08 Jun 2007
Antonio García Marín and colleagues from the Albert Einstein Institute and University of Hanover describe the role that laser interferometry will play in the LISA and LISA Pathfinder missions (J. Phys.: Conf. Ser. 66 012052).
The Laser Interferometer Space Antenna (LISA) is a joint ESA-NASA mission designed to observe gravitational waves in the frequency range between 10-4 and 1 Hz. Sources in this frequency range include supermassive black holes and galactic binary stars, but studies of these phenomena using ground-based detectors are limited by terrestrial noise.
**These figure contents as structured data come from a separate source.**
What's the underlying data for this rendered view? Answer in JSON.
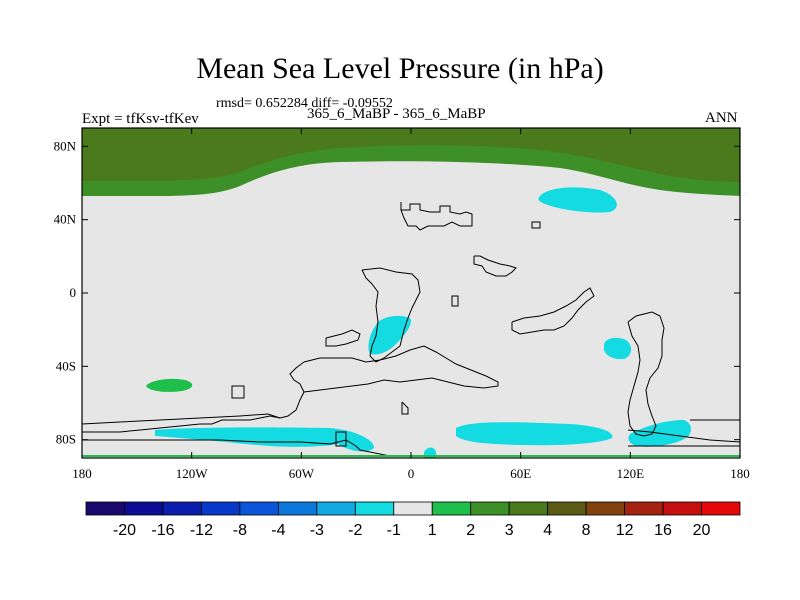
{
  "chart_data": {
    "type": "contour-map",
    "title": "Mean Sea Level Pressure (in hPa)",
    "stats_line": "rmsd= 0.652284 diff= -0.09552",
    "stats": {
      "rmsd": 0.652284,
      "diff": -0.09552
    },
    "left_label": "Expt = tfKsv-tfKev",
    "center_label": "365_6_MaBP - 365_6_MaBP",
    "right_label": "ANN",
    "x_ticks": [
      "180",
      "120W",
      "60W",
      "0",
      "60E",
      "120E",
      "180"
    ],
    "x_tick_values": [
      -180,
      -120,
      -60,
      0,
      60,
      120,
      180
    ],
    "y_ticks": [
      "80N",
      "40N",
      "0",
      "40S",
      "80S"
    ],
    "y_tick_values": [
      80,
      40,
      0,
      -40,
      -80
    ],
    "xlim": [
      -180,
      180
    ],
    "ylim": [
      -90,
      90
    ],
    "colorbar": {
      "labels": [
        "-20",
        "-16",
        "-12",
        "-8",
        "-4",
        "-3",
        "-2",
        "-1",
        "1",
        "2",
        "3",
        "4",
        "8",
        "12",
        "16",
        "20"
      ],
      "colors": [
        "#1a0a6e",
        "#0c0c94",
        "#0b1ead",
        "#0838c8",
        "#0a55d9",
        "#0d78dc",
        "#14a9e1",
        "#13dbe1",
        "#e6e6e6",
        "#1ebf4a",
        "#3d8f28",
        "#4a7a1c",
        "#5a5a14",
        "#82420d",
        "#a4220f",
        "#c50f0f",
        "#e40808"
      ]
    },
    "regions": [
      {
        "name": "arctic-strong",
        "value_range": "3 to 4",
        "color": "#4a7a1c"
      },
      {
        "name": "arctic-band",
        "value_range": "2 to 3",
        "color": "#3d8f28"
      },
      {
        "name": "south-pacific-blob",
        "value_range": "1 to 2",
        "color": "#1ebf4a"
      },
      {
        "name": "north-pacific-low",
        "value_range": "-2 to -1",
        "color": "#13dbe1"
      },
      {
        "name": "south-atlantic-low",
        "value_range": "-2 to -1",
        "color": "#13dbe1"
      },
      {
        "name": "indian-ocean-low",
        "value_range": "-2 to -1",
        "color": "#13dbe1"
      },
      {
        "name": "southern-ocean-lows",
        "value_range": "-2 to -1",
        "color": "#13dbe1"
      }
    ],
    "background_value_range": "-1 to 1",
    "background_color": "#e6e6e6"
  }
}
LISA will consist of three identical spacecraft separated by 5 million kilometers, which together will carry six free-flying proof masses in heliocentric drag-free orbit. Laser interferometry will be used to measure the fluctuations in separation between two test masses located in different satellites with picometer precision.
The aim of the LISA Pathfinder mission is to demonstrate in space the core technologies for LISA. The mission will launch in 2009, five years before LISA, and will consist of two free-floating test masses in a single satellite. The precision of the laser interferometry equipment will be demonstrated as it is used to measure the relative motion of the masses along a common sensitive axis.
The authors present an overview of the development of LISA and LISA Pathfinder with particular emphasis on the interferometry, describing the on-board optical bench and the technological challenges presented by the mission.